Breaking the Boys Club is a series of profiles and Q&As with local women and girls involved in sports at all levels, from athletes to administrators. Each story in the series is written and photographed by women in the Missourian newsroom.
According to the Women's Sports Foundation, one in 27 girls played sports before the passage of Title IX in 1972. Since then, women's participation in sports has grown.
WSF says that today, two in five girls participate in sports. The 2012 Summer Olympics in London marked the first time that there were an equal number of sports for men and women at the Games. Women are also working in sports in increasing numbers and in high-profile positions.
In 2014, Becky Hammon became the first full-time female assistant coach in the NBA. In 2018, she became the first woman to interview for an NBA head coaching job.

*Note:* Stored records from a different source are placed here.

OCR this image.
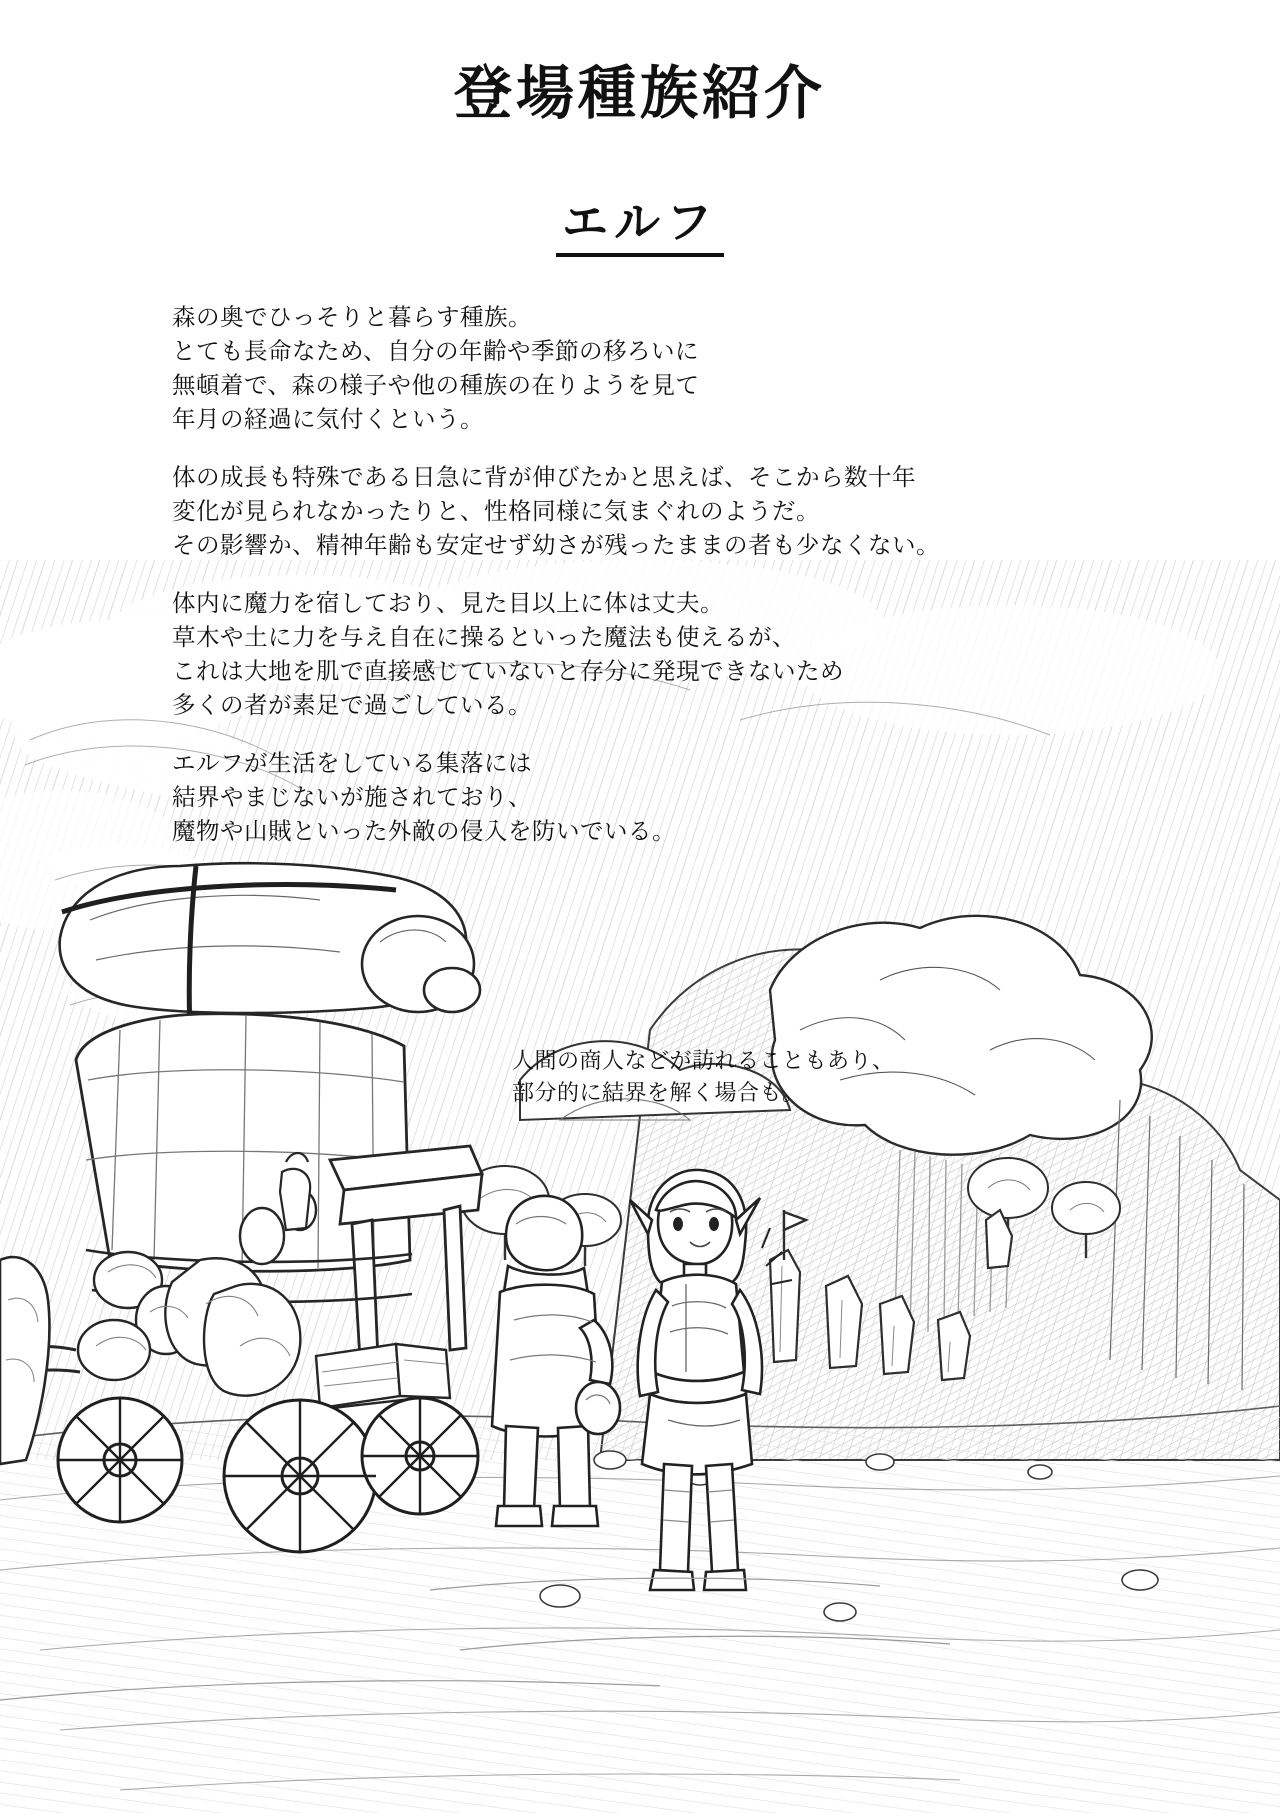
登場種族紹介
エルフ

森の奥でひっそりと暮らす種族。

とても長命なため、自分の年齢や季節の移ろいに

無頓着で、森の様子や他の種族の在りようを見て

年月の経過に気付くという。

体の成長も特殊である日急に背が伸びたかと思えば、そこから数十年

変化が見られなかったりと、性格同様に気まぐれのようだ。

その影響か、精神年齢も安定せず幼さが残ったままの者も少なくない。

体内に魔力を宿しており、見た目以上に体は丈夫。

草木や土に力を与え自在に操るといった魔法も使えるが、

これは大地を肌で直接感じていないと存分に発現できないため

多くの者が素足で過ごしている。

エルフが生活をしている集落には

結界やまじないが施されており、

魔物や山賊といった外敵の侵入を防いでいる。

人間の商人などが訪れることもあり、

部分的に結界を解く場合も。
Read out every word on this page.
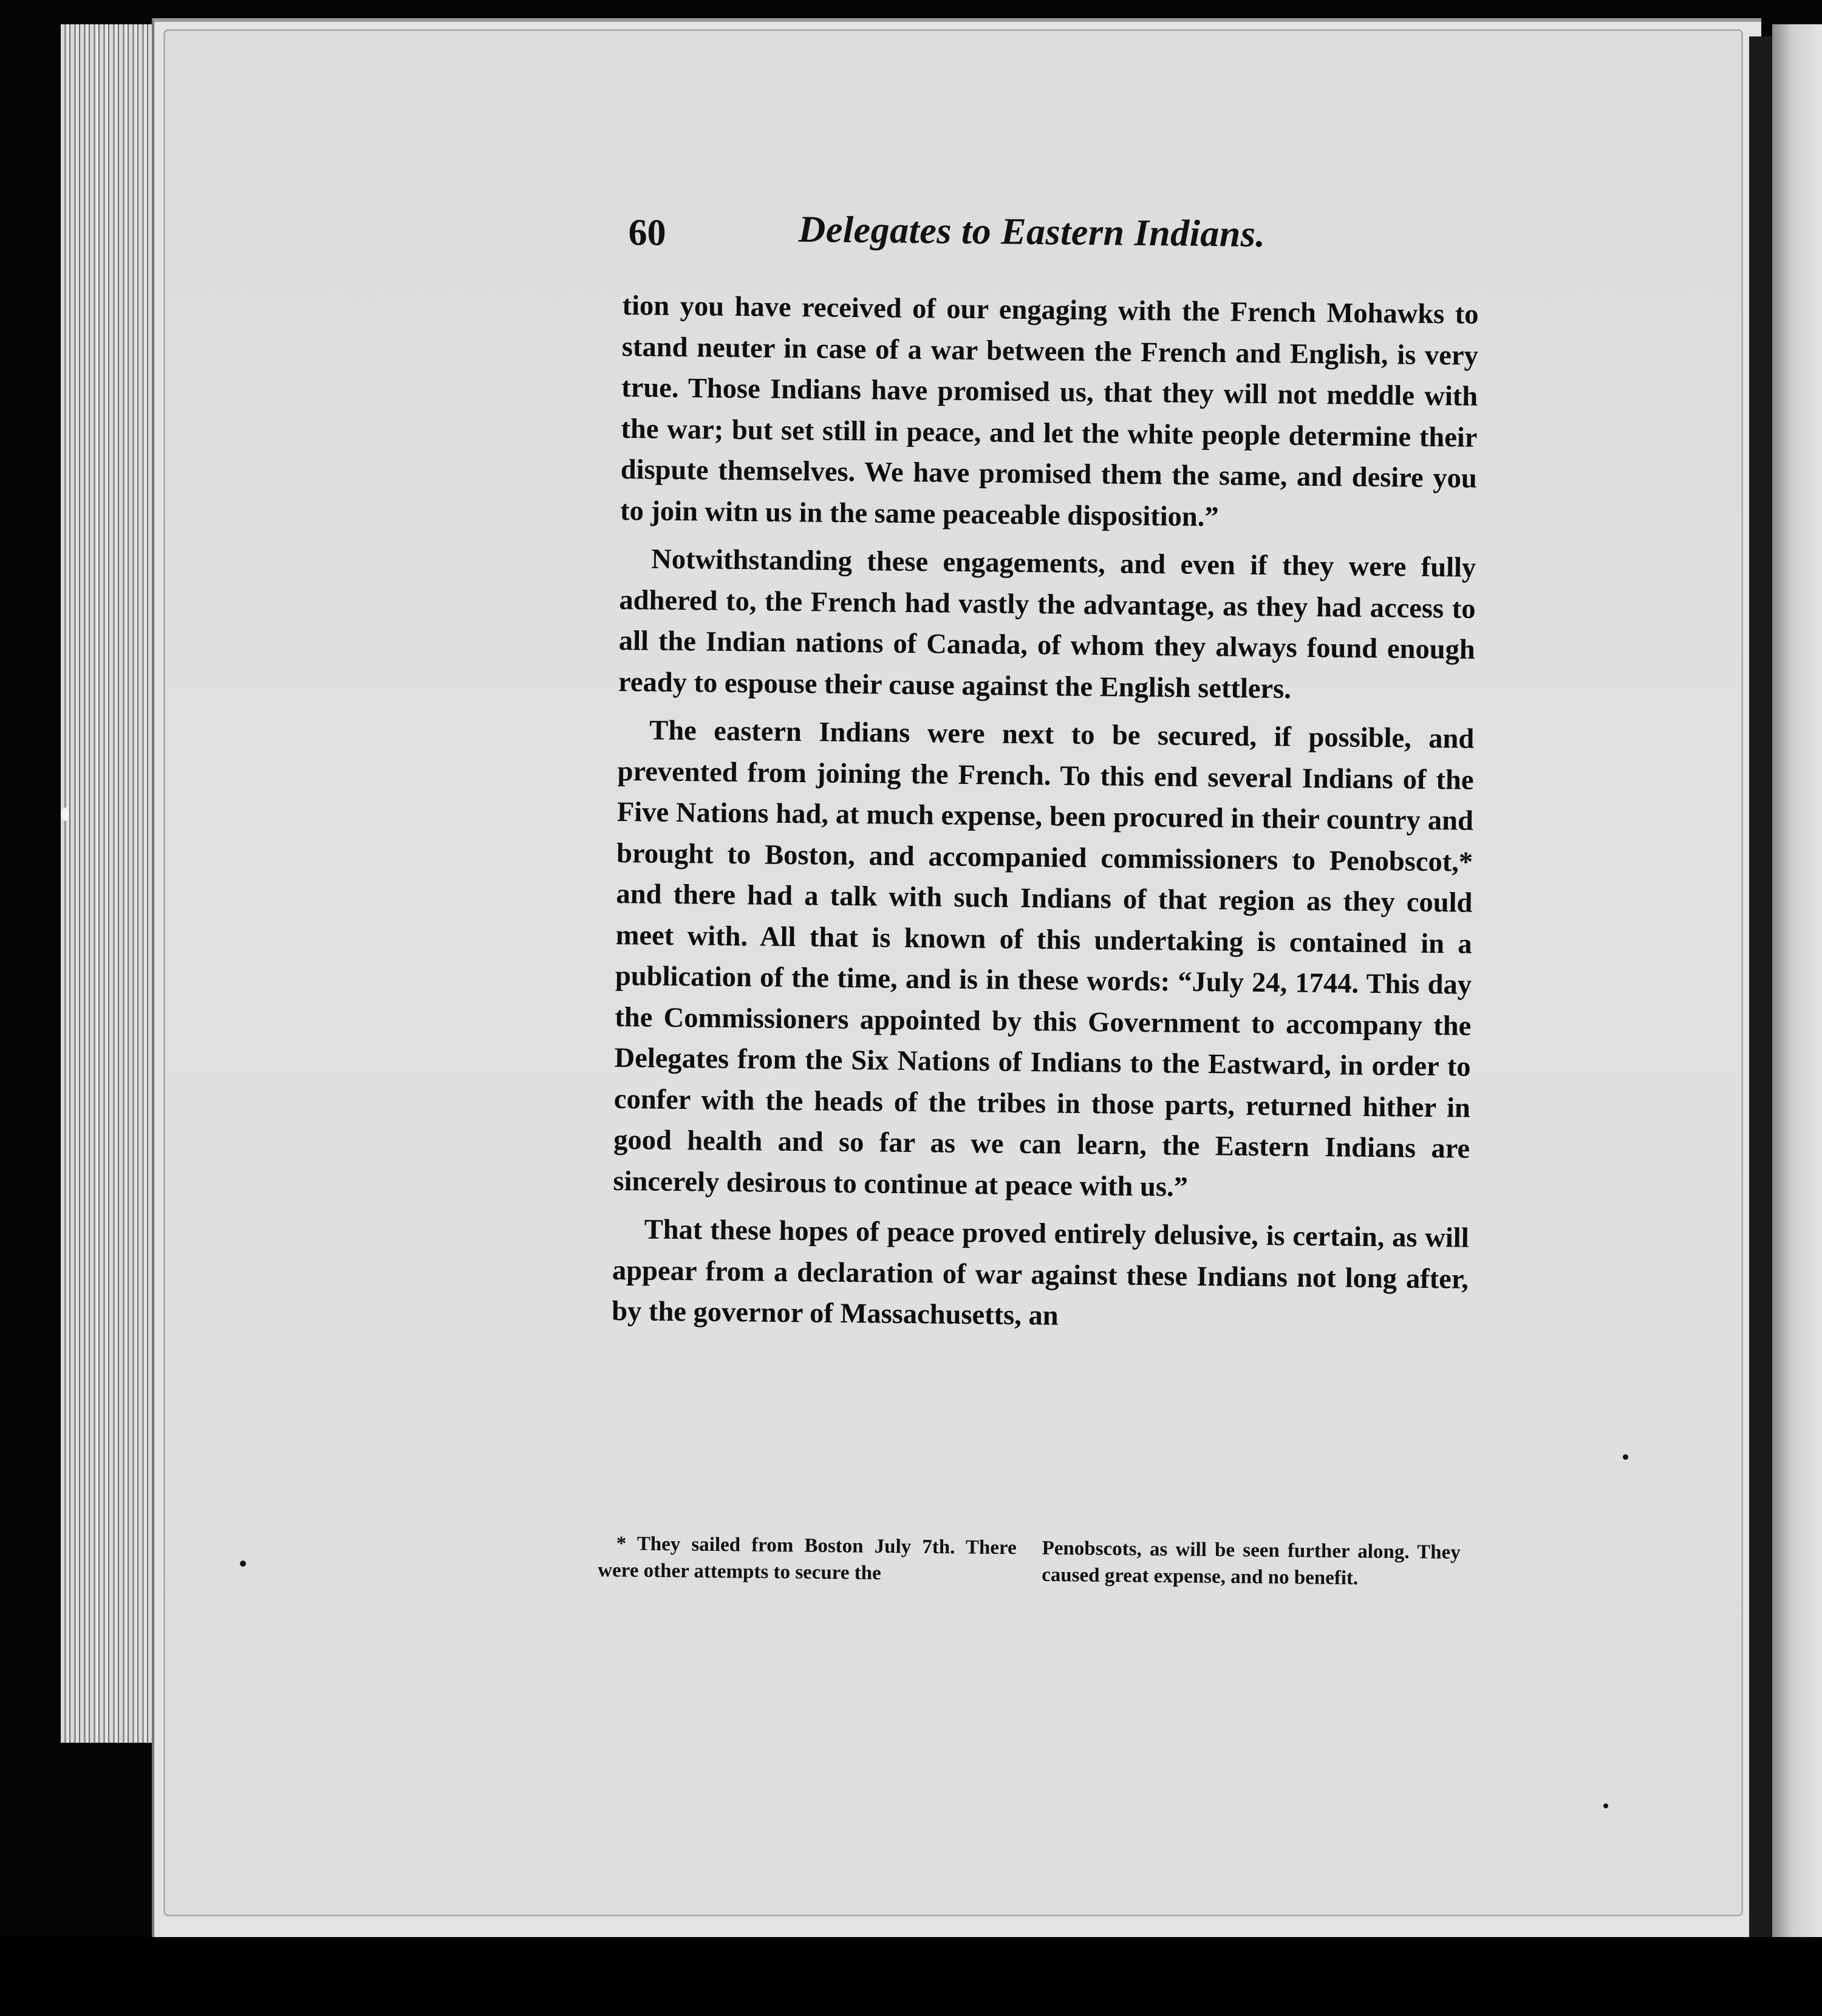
60	Delegates to Eastern Indians.

tion you have received of our engaging with the French Mohawks to stand neuter in case of a war between the French and English, is very true. Those Indians have promised us, that they will not meddle with the war; but set still in peace, and let the white people determine their dispute themselves. We have promised them the same, and desire you to join witn us in the same peaceable disposition.”

Notwithstanding these engagements, and even if they were fully adhered to, the French had vastly the advantage, as they had access to all the Indian nations of Canada, of whom they always found enough ready to espouse their cause against the English settlers.

The eastern Indians were next to be secured, if possible, and prevented from joining the French. To this end several Indians of the Five Nations had, at much expense, been procured in their country and brought to Boston, and accompanied commissioners to Penobscot,* and there had a talk with such Indians of that region as they could meet with. All that is known of this undertaking is contained in a publication of the time, and is in these words: “July 24, 1744. This day the Commissioners appointed by this Government to accompany the Delegates from the Six Nations of Indians to the Eastward, in order to confer with the heads of the tribes in those parts, returned hither in good health and so far as we can learn, the Eastern Indians are sincerely desirous to continue at peace with us.”

That these hopes of peace proved entirely delusive, is certain, as will appear from a declaration of war against these Indians not long after, by the governor of Massachusetts, an

* They sailed from Boston July 7th. There were other attempts to secure the
Penobscots, as will be seen further along. They caused great expense, and no benefit.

In 2015, Sarah Thomas became the first full-time female referee in the NFL. In 2019, she became the first woman to officiate an NFL playoff game.
Also in 2015, Jessica Mendoza became the first female analyst on a nationally televised MLB postseason game. In September 2017, Doris Burke was the first female to be given a regular spot as an NBA analyst after 27 years in the business.
Progress is being made and women are becoming more involved in athletics. Still, there is a long way to go.
According to UN Women, the prize money given to athletes for the last Women’s Soccer World Cup was $15 million. For the men, it was $576 million.
The pay gap between the NBA and the WNBA is a growing topic of conversation in sports. The maximum salary for WNBA players is $115,000. Entry-level NBA referees make $150,000. Professional women's basketball players earn less than 25 percent of the revenue the WNBA generates. Men receive about 50 percent of NBA revenue.
None of these numbers conveys the lack of respect some have for female athletes or the hateful messages that women working in and playing sports receive.
This series highlights the stories of women and girls in Columbia who are leaders and difference-makers in their sports, while giving female journalists the opportunity to tell those stories.